With the fall of Adam, the first family was banished from the summit of the first mountain of God, Eden. The gates to the sanctuary of God were barred, but God did give hope of a return. He spoke in Genesis 3 of the seed of the women who would crush the head of the serpent. With the birth of Cain, there seems to be hope for humanity. But very quickly, we come to find out that things are not well with the offspring of Adam. Cain kills his brother in Genesis 4, and then Lamech, the offspring of Cain, gets worse. This downward spiral of depravity continues in Genesis 6 to the point that “The Lordsaw that the wickedness of man was great in the earth, and that every intention of the thoughts of his heart was only evil continually” (Gen 6:5). Thus, the text tells us that God grieved the state of his creation and resolved to wipe it out (6:7). Thus, shortly after the creation of all things, we read of de-creation in Genesis 6-7.
But all is not lost. In what should be a remarkable statement to us, we read of one man who “found favor in the eyes of the Lord” (6:8). With this man, Noah, and his family, God promises to establish a covenant after he has de-created and re-created the world. Noah will be the new Adam in the new creation.
And this all starts with wiping the slate clean, as it were, by means of the flood. Importantly, the flood narrative presents God’s de-creation as a rewinding of the tape. OT scholar Gordon Wenham notes that the description that "the fountains of the great deep burst forth, and the windows of the heavens were opened" (Gen 7:11) suggests this unraveling. "The earth is going back to Gen 1:2, when the waters covered the face."[1]The means by which the waters revert to a Gen 1:2 situation is also significant. That the flood proceeded from both the "great deep" and from "the windows of the heavens" was a further reversal of Yahweh's differentiation of the waters above and the waters below (Gen 1:7).[2]

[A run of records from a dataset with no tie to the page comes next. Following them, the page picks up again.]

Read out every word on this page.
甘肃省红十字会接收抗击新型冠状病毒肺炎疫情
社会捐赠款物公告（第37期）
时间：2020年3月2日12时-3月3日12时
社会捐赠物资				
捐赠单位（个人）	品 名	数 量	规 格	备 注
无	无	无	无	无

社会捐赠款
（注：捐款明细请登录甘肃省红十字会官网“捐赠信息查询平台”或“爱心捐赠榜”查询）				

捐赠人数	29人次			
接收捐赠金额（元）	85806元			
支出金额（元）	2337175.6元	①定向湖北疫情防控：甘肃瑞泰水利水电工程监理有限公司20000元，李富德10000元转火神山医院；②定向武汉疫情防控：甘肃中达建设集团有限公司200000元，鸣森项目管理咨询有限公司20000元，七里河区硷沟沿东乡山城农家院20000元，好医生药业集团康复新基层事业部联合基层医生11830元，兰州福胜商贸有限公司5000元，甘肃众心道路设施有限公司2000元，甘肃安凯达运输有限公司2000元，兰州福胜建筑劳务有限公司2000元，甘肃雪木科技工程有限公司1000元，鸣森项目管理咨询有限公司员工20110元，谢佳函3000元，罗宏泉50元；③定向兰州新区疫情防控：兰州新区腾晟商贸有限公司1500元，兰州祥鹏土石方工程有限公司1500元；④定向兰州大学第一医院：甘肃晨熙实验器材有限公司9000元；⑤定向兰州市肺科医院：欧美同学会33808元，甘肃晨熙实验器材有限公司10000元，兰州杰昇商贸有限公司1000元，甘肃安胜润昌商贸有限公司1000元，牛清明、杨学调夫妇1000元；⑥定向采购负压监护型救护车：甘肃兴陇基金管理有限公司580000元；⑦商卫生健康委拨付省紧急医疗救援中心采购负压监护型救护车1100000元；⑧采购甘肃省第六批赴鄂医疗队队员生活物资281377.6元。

Moreover, the list of animals "according to their kinds" in Gen 7:14 is meant to remind the reader of the initial creation of the animal kingdom "according to their kinds" in Gen 1:21, 24-25.[3]And though the animals were supposed to be fruitful and multiply in creation (Gen 1:22), in de-creation, there is a contraction as only a few of each kind enters the ark in Genesis 7. Truly, the flood narrative is a rewinding of creation back to the beginning.
But once the tape is rewound to the beginning, a new creation emerges. The earth emerges again from the chaotic waters of the deep and the ark comes to rest on the mountains of Ararat (Gen 8:4). Interestingly, Gen 8:5 goes on to say that “the tops of the mountains were seen” two and a half months after the ark came to rest on the mountains of Ararat. From that, we should understand that the ark came to rest on the highest mountains.
Thus, the new Adam begins his new life in the new creation on the highest mountain, which symbolically puts him closest to God. The picture of the first Adam in the garden sanctuary on top of the first mountain of God is repeated for the second Adam. Except, all is not the same, and almost immediately there is a yearning for something better. Communion with God is at a distance in this new creation by means of sacrifice (Gen 8:20) rather than a face-to-face meeting. Man’s relationship with creation is still alienated, evidenced by both the fear placed between man and beast and the permission to eat the animals (Gen 9:2-3). Most significantly, man’s heart has not changed in this new creation, as God says (Gen 8:21), and Noah’s subsequent actions prove it (Gen 9:20-21). Paradise is still lost; a better new creation, new Adam, and mountain of God are still needed.
[1] Wenham, Genesis 1 - 15, 1:181. So also, Belcher, Genesis, 95; Kidner, Genesis, 91. [2]This correlation between creation and the flood is used by Laurence A. Turner to argue for a convincing interpretation of the significance of the rainbow as the sign of the Noahic Covenant [“The Rainbow as the Sign of the Covenant in Genesis Ix 11-13,” VT 43.1 (1993): 119–24]. [3] Belcher, Genesis, 96; Wenham, Genesis 1 - 15, 1:182.